According to the Financial Supervisory Service's Data Analysis, Retrieval and Transfer System (DART) on the 2nd, Amorepacific's advertising and promotion expenses in the first quarter of this year were 147.6 billion won, up 19.7% from a year earlier. During the same period, sales were 1.1358 trillion won, up 6.4% from 1.0675 trillion won a year earlier. With the growth rate of advertising and promotion outpacing sales growth by threefold, the ratio of advertising and promotion to sales rose 1.4 percentage points, from 11.6% in the first quarter of last year to 13.0% in the first quarter of this year.
LG H&H also spent 114.8 billion won on advertising and promotion in the first quarter of this year, up 11.7% from a year earlier. In contrast, sales during the same period were 1.5766 trillion won, down 6.8% from 1.6918 trillion won a year earlier. Even as sales declined, spending on advertising increased, pushing the ratio of advertising and promotion to sales up 1.2 percentage points, from 6.1% to 7.3%.
A key reason cosmetics conglomerates are increasing advertising and promotion is the new growth formula created by indie beauty brands. In the past, Amorepacific and LG H&H generated steady sales through traditional channels such as department stores, duty-free shops, and door-to-door sales, centered on long-running brands including Sulwhasoo, Hera, Laneige, The History of Whoo, and O HUI. But as the K-beauty market has diversified from a China focus to North America, Japan, and Southeast Asia, there is growing need for marketing to imprint brands anew on overseas consumers.
According to a recent report published by Samil PwC, the K-beauty market is shifting from a structure in which sales expand after brand awareness is formed to one where demand is first created through distribution channels and platforms. In the past, the main pattern was to expand the sales network based on brand recognition. Recently, however, products are first gaining consumer response on TikTok, e-commerce, and global multi-brand platforms and then spreading to offline channels, a trend that is gaining traction.
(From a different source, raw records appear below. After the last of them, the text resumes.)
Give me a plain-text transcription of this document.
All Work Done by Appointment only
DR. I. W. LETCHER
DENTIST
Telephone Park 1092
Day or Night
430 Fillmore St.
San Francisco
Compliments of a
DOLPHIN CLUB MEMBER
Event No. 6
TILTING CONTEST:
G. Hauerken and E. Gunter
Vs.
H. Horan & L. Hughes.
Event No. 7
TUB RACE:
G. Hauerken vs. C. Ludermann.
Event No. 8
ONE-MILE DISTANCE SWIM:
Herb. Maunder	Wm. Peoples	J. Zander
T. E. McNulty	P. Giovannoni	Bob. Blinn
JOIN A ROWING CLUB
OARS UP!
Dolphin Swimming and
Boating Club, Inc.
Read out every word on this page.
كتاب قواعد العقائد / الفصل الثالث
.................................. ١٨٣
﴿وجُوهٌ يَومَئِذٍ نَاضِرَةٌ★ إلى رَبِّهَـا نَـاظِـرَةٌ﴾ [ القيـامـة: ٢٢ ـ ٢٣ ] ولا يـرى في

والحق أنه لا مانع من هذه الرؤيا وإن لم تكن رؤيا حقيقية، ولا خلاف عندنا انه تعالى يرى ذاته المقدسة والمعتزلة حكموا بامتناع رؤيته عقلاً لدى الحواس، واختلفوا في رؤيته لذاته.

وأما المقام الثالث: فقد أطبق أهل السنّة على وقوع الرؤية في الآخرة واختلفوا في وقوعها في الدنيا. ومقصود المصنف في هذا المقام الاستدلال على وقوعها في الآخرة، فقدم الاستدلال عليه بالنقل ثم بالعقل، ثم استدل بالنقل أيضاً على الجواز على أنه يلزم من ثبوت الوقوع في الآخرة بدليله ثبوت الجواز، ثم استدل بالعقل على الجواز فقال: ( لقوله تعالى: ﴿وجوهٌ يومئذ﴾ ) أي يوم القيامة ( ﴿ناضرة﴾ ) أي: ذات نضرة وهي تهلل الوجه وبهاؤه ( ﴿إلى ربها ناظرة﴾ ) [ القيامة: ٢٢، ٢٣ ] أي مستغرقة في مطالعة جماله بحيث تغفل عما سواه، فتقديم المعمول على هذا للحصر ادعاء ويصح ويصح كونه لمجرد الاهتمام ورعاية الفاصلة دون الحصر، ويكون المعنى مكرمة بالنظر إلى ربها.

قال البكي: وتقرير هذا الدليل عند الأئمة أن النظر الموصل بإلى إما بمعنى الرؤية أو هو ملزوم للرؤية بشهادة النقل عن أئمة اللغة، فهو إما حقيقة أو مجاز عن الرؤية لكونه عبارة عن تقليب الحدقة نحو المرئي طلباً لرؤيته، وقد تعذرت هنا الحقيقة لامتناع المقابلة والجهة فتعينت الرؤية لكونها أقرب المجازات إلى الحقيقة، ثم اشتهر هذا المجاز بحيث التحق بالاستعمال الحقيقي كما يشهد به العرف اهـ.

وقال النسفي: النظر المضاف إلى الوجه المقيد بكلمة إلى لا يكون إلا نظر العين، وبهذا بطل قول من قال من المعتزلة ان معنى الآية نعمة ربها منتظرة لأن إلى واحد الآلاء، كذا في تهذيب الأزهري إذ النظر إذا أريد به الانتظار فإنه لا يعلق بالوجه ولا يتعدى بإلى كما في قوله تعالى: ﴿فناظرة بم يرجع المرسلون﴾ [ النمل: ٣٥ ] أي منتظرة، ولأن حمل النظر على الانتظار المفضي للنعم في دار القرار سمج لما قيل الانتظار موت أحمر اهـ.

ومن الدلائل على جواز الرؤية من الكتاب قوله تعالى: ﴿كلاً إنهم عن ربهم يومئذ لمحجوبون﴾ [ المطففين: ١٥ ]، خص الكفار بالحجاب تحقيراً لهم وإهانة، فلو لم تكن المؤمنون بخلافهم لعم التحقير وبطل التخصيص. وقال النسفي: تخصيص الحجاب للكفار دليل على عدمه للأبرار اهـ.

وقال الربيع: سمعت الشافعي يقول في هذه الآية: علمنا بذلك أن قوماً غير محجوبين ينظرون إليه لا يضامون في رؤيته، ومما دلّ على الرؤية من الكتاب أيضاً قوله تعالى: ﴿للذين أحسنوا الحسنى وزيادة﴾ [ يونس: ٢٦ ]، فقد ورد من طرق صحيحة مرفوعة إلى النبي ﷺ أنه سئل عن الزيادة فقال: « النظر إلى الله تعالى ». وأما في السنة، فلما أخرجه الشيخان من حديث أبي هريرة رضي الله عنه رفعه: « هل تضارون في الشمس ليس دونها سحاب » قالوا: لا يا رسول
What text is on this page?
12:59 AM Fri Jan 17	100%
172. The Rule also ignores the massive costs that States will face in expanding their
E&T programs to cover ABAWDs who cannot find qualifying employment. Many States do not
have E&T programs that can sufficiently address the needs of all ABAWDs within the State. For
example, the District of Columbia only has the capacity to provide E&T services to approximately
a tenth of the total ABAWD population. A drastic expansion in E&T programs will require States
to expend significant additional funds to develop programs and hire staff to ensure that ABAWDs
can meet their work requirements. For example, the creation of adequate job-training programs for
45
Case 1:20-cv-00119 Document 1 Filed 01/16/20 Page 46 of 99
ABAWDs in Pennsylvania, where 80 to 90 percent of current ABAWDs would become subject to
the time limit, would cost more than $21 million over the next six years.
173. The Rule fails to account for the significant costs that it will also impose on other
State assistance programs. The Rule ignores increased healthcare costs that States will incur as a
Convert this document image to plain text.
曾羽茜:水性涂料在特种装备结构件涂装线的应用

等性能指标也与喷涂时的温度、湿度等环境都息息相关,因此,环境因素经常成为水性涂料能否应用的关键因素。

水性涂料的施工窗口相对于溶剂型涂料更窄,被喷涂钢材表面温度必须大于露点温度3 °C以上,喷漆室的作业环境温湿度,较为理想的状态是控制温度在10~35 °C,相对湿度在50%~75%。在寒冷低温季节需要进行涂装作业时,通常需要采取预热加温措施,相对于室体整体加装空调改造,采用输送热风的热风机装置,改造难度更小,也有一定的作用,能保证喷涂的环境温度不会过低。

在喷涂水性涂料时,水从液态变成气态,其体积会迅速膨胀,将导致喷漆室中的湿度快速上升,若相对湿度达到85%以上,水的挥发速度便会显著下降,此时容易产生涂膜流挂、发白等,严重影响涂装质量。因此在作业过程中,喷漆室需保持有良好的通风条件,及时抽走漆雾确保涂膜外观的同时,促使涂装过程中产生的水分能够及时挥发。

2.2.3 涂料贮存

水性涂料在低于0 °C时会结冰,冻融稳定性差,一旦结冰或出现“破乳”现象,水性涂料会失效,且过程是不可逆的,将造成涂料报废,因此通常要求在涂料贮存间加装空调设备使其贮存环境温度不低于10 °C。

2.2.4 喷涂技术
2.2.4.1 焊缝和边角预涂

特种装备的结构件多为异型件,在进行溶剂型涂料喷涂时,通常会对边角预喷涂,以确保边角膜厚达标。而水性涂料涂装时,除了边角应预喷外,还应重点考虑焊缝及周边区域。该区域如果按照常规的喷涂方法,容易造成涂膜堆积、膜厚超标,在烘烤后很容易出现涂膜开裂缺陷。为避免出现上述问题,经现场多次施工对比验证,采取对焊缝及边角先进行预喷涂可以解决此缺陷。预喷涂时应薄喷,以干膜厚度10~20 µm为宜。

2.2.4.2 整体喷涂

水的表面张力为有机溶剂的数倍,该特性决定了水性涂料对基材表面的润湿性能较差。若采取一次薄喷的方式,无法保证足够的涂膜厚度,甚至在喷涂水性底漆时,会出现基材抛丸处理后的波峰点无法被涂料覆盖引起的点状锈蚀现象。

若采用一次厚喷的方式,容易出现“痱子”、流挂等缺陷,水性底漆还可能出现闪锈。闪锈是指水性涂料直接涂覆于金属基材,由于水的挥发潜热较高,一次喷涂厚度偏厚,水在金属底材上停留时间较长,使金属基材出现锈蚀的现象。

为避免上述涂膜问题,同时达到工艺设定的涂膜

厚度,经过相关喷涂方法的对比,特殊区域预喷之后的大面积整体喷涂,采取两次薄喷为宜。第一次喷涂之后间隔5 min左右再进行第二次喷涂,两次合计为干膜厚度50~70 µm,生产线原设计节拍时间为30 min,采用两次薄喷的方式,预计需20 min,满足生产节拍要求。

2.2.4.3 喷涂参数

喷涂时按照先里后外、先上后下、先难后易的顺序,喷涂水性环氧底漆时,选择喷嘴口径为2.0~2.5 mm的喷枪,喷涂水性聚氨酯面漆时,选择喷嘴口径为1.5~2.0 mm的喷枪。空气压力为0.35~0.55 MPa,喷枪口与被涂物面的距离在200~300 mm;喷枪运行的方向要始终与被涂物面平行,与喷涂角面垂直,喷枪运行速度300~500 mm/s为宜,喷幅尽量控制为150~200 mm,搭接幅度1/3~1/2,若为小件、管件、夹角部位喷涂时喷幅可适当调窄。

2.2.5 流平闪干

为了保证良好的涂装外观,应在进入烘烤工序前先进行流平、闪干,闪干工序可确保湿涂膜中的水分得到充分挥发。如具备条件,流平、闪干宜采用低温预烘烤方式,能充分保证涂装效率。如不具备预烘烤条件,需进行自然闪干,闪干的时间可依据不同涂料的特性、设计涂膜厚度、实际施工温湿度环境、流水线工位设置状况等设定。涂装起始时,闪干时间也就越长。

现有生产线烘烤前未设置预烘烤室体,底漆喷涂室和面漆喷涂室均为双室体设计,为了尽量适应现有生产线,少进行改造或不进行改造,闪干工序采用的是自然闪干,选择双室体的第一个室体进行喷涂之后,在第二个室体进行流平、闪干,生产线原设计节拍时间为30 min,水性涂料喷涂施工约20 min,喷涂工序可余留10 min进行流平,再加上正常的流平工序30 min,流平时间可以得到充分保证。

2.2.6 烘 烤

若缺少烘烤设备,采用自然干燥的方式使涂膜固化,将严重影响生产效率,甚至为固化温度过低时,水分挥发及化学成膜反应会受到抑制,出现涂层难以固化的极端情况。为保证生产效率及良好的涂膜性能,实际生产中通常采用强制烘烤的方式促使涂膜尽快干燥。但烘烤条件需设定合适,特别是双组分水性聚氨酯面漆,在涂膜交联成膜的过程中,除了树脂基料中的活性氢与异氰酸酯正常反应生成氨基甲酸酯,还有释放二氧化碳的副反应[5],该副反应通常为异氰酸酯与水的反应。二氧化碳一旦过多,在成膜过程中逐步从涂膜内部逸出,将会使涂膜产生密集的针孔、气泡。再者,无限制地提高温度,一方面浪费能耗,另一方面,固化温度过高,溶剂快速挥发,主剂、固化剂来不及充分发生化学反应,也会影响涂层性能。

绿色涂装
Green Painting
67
In practice, indie brands have actively leveraged a "high marketing spend" strategy as a growth formula. APR's advertising and promotion expenses in the first quarter of this year were 116.7 billion won, a sharp increase of 147.1% from a year earlier. During the same period, the ratio of advertising and promotion to sales also rose from 17.8% to 19.7%.
d'Alba Global also spent 22.9 billion won on advertising and promotion in the first quarter of this year, up 33.8% from the same period a year earlier. As sales during the same period increased 50.5%, from 113.8 billion won to 171.2 billion won, the ratio of advertising and promotion to sales edged down from 15.0% to 13.3%. However, d'Alba Global has engaged in aggressive marketing, spending about 23% of total sales on advertising and promotion over the past two years.
Large companies are also expanding online and short-form-based marketing. In November last year, Amorepacific carried out the global campaign "SHINE YOUR SCENE," led by the Mise-en-Scène brand's "Perfect Serum" product. The method involves rolling out TikTok challenges in the United States, Thailand, and Indonesia based on participation from influencers, including the girl group aespa. LG H&H, for its part, is strengthening content collaborations with local creators on TikTok and Instagram, using the recent entry of the Dr. Groot brand into Sephora as a springboard.
S him Yang-gyu, a researcher at Samil PwC, said, "In the recent K-beauty market, product competitiveness and consumer response have become the key elements determining performance, rather than brand awareness," and added, "The industry has transformed from a structure that depends on each brand's overseas expansion to one that absorbs global demand around channels, with online and offline channels working complementarily."